My advice, for what it’s worth, is figure out what you need out of a job and what excites you about your work. After that, it really is just showing with your resume and cover letter letter that you have the skills needed for any given role. Your skills are totally transferable you just have to list explicitly out and show how sometimes. As for an interview, I used to explain that becoming an actuary is really tough and I didn’t have success with the exams and I couldn’t figure out why so i decided to just focus on what I was really good at and skip the credentials. Now I have chops and I don’t need to “defend” my career change so I say I was either too dumb or lazy. I’m pretty sure it was too dumb.

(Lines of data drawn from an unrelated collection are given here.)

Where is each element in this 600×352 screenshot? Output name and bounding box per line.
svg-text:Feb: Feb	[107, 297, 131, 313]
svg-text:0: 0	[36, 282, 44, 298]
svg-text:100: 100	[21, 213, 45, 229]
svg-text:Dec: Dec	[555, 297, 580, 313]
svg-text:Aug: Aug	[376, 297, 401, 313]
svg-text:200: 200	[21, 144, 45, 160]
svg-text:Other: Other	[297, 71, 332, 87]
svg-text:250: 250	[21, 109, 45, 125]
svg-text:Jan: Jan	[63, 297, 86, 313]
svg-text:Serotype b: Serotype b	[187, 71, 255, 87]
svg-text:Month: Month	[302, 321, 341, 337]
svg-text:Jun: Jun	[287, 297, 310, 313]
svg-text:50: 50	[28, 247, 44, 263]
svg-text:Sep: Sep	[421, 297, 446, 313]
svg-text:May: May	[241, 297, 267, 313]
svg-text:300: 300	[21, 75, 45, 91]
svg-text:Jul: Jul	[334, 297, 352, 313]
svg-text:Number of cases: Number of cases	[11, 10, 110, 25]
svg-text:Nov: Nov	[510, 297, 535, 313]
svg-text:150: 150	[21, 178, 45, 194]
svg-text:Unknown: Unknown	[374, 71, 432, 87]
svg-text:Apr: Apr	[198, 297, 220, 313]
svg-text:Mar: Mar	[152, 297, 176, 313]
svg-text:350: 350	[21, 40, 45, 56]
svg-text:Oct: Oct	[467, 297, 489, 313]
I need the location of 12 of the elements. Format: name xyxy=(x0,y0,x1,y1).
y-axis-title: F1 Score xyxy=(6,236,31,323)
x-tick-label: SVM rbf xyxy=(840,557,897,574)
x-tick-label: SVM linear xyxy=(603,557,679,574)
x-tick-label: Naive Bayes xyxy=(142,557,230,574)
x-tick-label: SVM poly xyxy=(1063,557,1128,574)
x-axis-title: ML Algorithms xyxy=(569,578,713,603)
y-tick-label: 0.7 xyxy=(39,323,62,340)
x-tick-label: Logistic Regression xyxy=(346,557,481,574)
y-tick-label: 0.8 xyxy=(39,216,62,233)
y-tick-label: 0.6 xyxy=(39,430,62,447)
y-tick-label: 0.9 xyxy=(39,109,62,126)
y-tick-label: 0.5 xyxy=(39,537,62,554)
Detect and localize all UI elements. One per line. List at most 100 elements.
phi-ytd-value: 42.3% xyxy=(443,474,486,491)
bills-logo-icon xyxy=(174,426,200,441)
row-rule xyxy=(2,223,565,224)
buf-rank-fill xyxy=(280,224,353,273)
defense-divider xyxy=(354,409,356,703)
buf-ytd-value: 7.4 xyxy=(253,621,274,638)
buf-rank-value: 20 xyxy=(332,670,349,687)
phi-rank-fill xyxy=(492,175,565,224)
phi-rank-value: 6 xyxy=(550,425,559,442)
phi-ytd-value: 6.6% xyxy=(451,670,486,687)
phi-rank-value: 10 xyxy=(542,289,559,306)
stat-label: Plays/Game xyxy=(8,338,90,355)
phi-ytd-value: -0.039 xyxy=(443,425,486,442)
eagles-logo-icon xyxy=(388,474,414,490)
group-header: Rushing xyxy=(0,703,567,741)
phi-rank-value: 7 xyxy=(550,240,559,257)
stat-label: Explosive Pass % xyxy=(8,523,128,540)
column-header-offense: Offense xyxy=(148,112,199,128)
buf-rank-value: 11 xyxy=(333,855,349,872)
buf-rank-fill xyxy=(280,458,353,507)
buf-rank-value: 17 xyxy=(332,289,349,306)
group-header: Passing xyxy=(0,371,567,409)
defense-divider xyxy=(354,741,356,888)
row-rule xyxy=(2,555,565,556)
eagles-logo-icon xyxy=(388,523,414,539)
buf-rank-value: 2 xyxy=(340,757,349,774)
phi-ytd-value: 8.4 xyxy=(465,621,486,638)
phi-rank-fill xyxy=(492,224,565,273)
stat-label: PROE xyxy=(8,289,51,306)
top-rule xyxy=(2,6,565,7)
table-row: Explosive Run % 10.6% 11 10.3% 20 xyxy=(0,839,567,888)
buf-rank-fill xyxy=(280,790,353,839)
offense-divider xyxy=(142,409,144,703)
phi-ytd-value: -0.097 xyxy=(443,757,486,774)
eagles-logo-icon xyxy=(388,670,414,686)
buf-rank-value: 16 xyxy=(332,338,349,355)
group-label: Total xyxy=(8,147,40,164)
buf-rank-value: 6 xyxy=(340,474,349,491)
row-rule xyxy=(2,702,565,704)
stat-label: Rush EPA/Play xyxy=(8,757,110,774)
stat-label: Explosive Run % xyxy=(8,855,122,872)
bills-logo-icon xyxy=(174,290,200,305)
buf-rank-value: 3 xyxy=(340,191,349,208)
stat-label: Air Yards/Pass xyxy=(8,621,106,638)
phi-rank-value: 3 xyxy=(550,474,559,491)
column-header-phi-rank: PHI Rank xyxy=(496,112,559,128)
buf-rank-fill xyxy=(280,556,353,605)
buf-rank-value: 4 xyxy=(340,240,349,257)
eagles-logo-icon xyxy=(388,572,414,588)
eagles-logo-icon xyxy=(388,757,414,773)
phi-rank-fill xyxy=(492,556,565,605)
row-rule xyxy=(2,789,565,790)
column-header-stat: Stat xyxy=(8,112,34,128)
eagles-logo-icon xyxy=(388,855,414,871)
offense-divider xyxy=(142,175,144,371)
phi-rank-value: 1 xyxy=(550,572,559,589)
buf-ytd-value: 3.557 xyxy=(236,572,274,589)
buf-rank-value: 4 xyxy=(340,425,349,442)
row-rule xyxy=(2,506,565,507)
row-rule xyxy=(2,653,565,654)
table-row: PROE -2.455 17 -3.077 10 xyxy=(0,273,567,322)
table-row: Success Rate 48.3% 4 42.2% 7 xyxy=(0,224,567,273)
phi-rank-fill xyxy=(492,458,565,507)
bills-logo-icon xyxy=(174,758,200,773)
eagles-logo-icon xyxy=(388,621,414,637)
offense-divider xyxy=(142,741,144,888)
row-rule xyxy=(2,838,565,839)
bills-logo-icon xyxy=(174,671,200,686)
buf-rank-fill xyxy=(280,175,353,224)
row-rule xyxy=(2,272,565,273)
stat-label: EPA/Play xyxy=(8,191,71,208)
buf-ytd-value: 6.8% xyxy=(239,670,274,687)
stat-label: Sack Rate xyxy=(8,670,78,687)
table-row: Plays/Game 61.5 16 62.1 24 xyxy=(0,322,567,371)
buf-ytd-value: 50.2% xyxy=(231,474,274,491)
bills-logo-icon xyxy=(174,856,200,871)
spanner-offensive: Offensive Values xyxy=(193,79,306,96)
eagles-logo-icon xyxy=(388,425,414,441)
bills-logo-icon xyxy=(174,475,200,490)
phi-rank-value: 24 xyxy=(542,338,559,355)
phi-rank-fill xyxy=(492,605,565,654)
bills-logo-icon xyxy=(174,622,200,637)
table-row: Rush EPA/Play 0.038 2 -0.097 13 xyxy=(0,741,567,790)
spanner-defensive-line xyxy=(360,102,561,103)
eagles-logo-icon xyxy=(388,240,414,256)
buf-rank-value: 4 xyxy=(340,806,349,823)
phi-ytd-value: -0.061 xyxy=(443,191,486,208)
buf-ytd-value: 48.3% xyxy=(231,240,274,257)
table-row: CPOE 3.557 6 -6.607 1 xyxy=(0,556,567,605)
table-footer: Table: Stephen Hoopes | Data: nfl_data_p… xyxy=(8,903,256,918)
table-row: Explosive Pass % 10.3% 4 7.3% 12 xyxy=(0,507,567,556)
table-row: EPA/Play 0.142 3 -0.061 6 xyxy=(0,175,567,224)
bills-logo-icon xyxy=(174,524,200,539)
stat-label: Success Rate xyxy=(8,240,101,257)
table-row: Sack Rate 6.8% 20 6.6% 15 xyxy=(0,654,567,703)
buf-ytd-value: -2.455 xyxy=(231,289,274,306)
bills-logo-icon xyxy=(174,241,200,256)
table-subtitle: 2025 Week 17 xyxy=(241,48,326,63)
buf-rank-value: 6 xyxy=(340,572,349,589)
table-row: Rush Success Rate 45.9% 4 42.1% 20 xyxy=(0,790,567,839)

Ahh, yeah, OP didn’t say “I’m failing a lot” but I guess that makes sense.

FWIW, I find programming to be more satisfying than actuarial.

And it’s a skill that kind of speaks for itself.

I did 3 years in a role that was a lot of writing SAS code before I joined actuarial. I did a good bit of analytics too but what I was most confident in was my ability to write clever SAS code and use excel well so I actually had a bit of struggle at the beginning of my switch to actuarial where I felt super comfortable on anything that was using SAS or SQL but when we were doing true actuarial stuff I felt uncomfortable. I remember at the time thinking it was a bit of a crossroads, can either pursue becoming more programming-oriented or accept to sort of leave that behind as an infrequent thing and actually get confident with the actuarial stuff.

In the end I did the latter but I was pretty reluctant at first. It was the right choice for me but I could definitely see people preferring more database type stuff.